The legislation, now being finalised, would help insulate energy
companies from local movements that have grown in response to the
rapid expansion of oil and gas drilling and a dramatic spike in
earthquakes across the central state.
Oklahoma now sees 600 times more tremors than it did before 2008, a
surge seismologists say is linked to vast amounts of wastewater
injected into the ground as a result of drilling for oil and from
hydraulic fracturing - a process to extract natural gas that is also
known as fracking.
The bill was championed by energy companies, which contend that
local interference in drilling practices would endanger the
production bonanza that has boosted their profits and brought the
United States within sight of energy independence.
Opponents say the bill severely restricts the right of local
communities to protect themselves from the earthquakes and drilling
operations that encroach on residential areas.
The move by Oklahoma's Republican-majority legislature follows a
similar law signed on Monday by Texas Governor Greg Abbott in
response to a fracking ban passed by one municipality.

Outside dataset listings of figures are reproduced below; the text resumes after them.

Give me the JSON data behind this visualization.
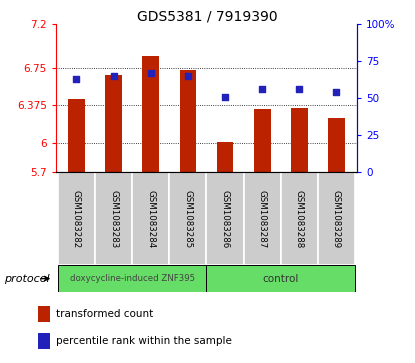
{
  "title": "GDS5381 / 7919390",
  "samples": [
    "GSM1083282",
    "GSM1083283",
    "GSM1083284",
    "GSM1083285",
    "GSM1083286",
    "GSM1083287",
    "GSM1083288",
    "GSM1083289"
  ],
  "bar_values": [
    6.44,
    6.68,
    6.87,
    6.73,
    6.01,
    6.34,
    6.35,
    6.25
  ],
  "percentile_values": [
    63,
    65,
    67,
    65,
    51,
    56,
    56,
    54
  ],
  "bar_bottom": 5.7,
  "ylim_left": [
    5.7,
    7.2
  ],
  "ylim_right": [
    0,
    100
  ],
  "yticks_left": [
    5.7,
    6.0,
    6.375,
    6.75,
    7.2
  ],
  "ytick_labels_left": [
    "5.7",
    "6",
    "6.375",
    "6.75",
    "7.2"
  ],
  "yticks_right": [
    0,
    25,
    50,
    75,
    100
  ],
  "ytick_labels_right": [
    "0",
    "25",
    "50",
    "75",
    "100%"
  ],
  "bar_color": "#bb2200",
  "dot_color": "#2222bb",
  "plot_bg": "#ffffff",
  "sample_box_color": "#cccccc",
  "protocol_group1_label": "doxycycline-induced ZNF395",
  "protocol_group2_label": "control",
  "protocol_group_color": "#66dd66",
  "protocol_label": "protocol",
  "legend_bar_label": "transformed count",
  "legend_dot_label": "percentile rank within the sample",
  "tick_fontsize": 7.5,
  "title_fontsize": 10,
  "bar_width": 0.45,
  "xlim": [
    -0.55,
    7.55
  ],
  "gridline_y": [
    6.0,
    6.375,
    6.75
  ],
  "gridline_color": "#000000",
  "gridline_lw": 0.6,
  "gridline_style": "dotted"
}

In April, the state-run Oklahoma Geological Survey said the rise in
tremors is "very likely" linked to injection of wastewater into
disposal wells.
Those concerns have spawned local protest movements, with some towns
weighing new restrictions on oil and gas production, although none
in Oklahoma have called for a total ban.
"The legislature has basically sent a message which is: we're going
to continue enabling the industry," said Ed Shadid, a city
councilman in Oklahoma City, where protests in December led to an
oil company withdrawing plans for new wells.

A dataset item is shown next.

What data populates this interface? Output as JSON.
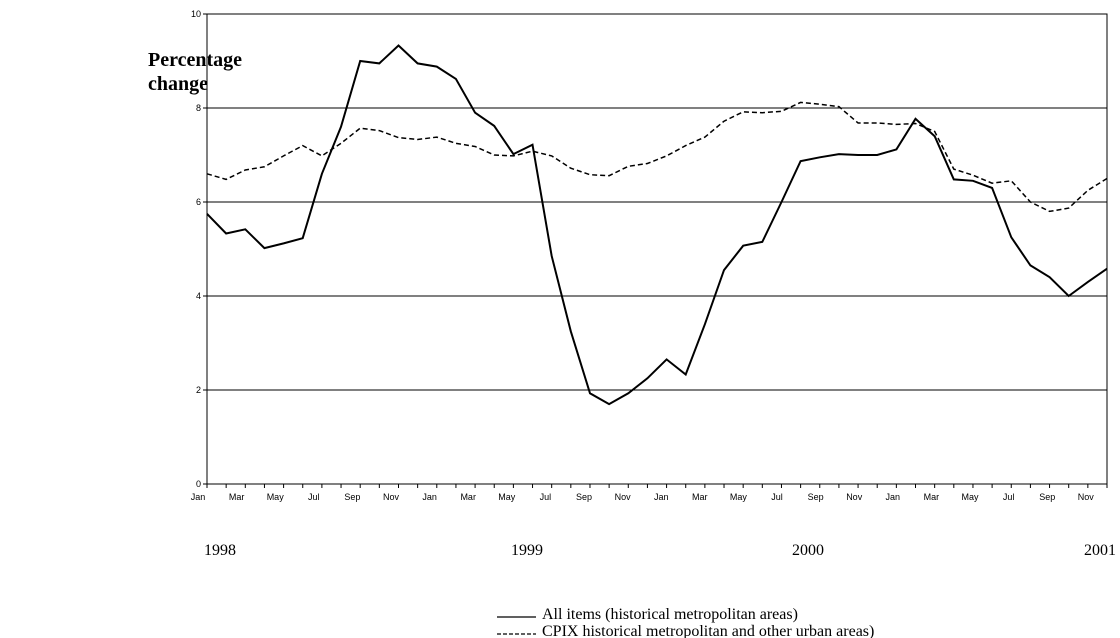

The bill - which passed with strong majorities in both houses and
now awaits changes in the Senate - would repeal a 1935 statute that
gives municipalities broad rights to restrict oil and gas operations
within their borders.
Under the new bill, municipalities can establish "reasonable"
restrictions on oil and gas operations such as traffic, odor, or
noise regulations, but cannot effectively ban drilling or other
operations.
"We don't feel it's appropriate that the oil and gas industry should
be singled out," said Kim Hatfield of the Oklahoma Independent
Petroleum Association, which supported the bill.
OIL'S BIG ROLE
Oil booms are synonymous with prosperity in Oklahoma, where
production taxes on oil and natural gas contributed more than 7
percent of gross state revenues in 2014. The state is now facing a
$600 million budget deficit, in part due to the economic stress
wrought by months of low oil prices.
"There are a lot of jobs and a lot of tax revenues realized through
oil and gas production," said Cory Williams, a Democratic House
member who opposed the bill.
"There is a lot of hesitancy to do something that might appear to
regulate or burden oil and gas."
But officials in Oklahoma, Texas, New Mexico, and other states at
the forefront of the U.S. energy boom now face the challenge of
balancing the revenue that comes from pumping more oil and gas with
the problems it can cause for residents.
[to top of second column] |
Central to that is what to do with the massive volumes of water
generated by extraction.
While briny water is a common byproduct of oil and gas production,
some of Oklahoma's fields are especially water-logged, producing up
to 20 barrels of water for every barrel of oil recovered. The
state-wide average is about 10 to 1.
Injection wells are crucial to the economics of production in
Oklahoma, those in the industry say. Firms including Devon Energy,
Sandridge Energy, Tulsa-based New Dominion, and others operate
disposal wells in Oklahoma.
"This really is the only way to dispose of the water," said Dewey
Bartlett, Jr., the mayor of Tulsa, Oklahoma's second-largest city,
who is also president of a local oil firm.
Before the Survey's announcement in April, state officials had been
publicly skeptical the industry was triggering the quakes. As late
as February, Republican Governor Mary Fallin was quoted saying the
state didn't know enough to understand the cause.
Hatfield, of the OIPA, said that no one within the industry "is
disputing that it is a possibility" that injection wells and
earthquakes are linked.
In March, the Commission ordered some well operators to prove they
were not dumping water below the state's deepest rock formation.
Regulators also doubled the number of disposal wells under scrutiny.
This month, the Commission announced that more than 50 wells have
reduced their depths, 150 wells have cut their water volumes in
half, and other wells are keeping their volumes below 1,000 barrels
per day. There are about 3,200 active oil and gas disposal wells
across the state.
Still, Oklahoma is on track to hit 941 earthquakes of magnitude 3.0
or greater in 2015, according to the survey, compared to 584 last
year.
"It is a really easy measurement in this case whether a regulation
is adequate: Have the number of quakes gone down?" said Todd
Halihan, a geologist at Oklahoma State University. "That says
whether you're doing an adequate job."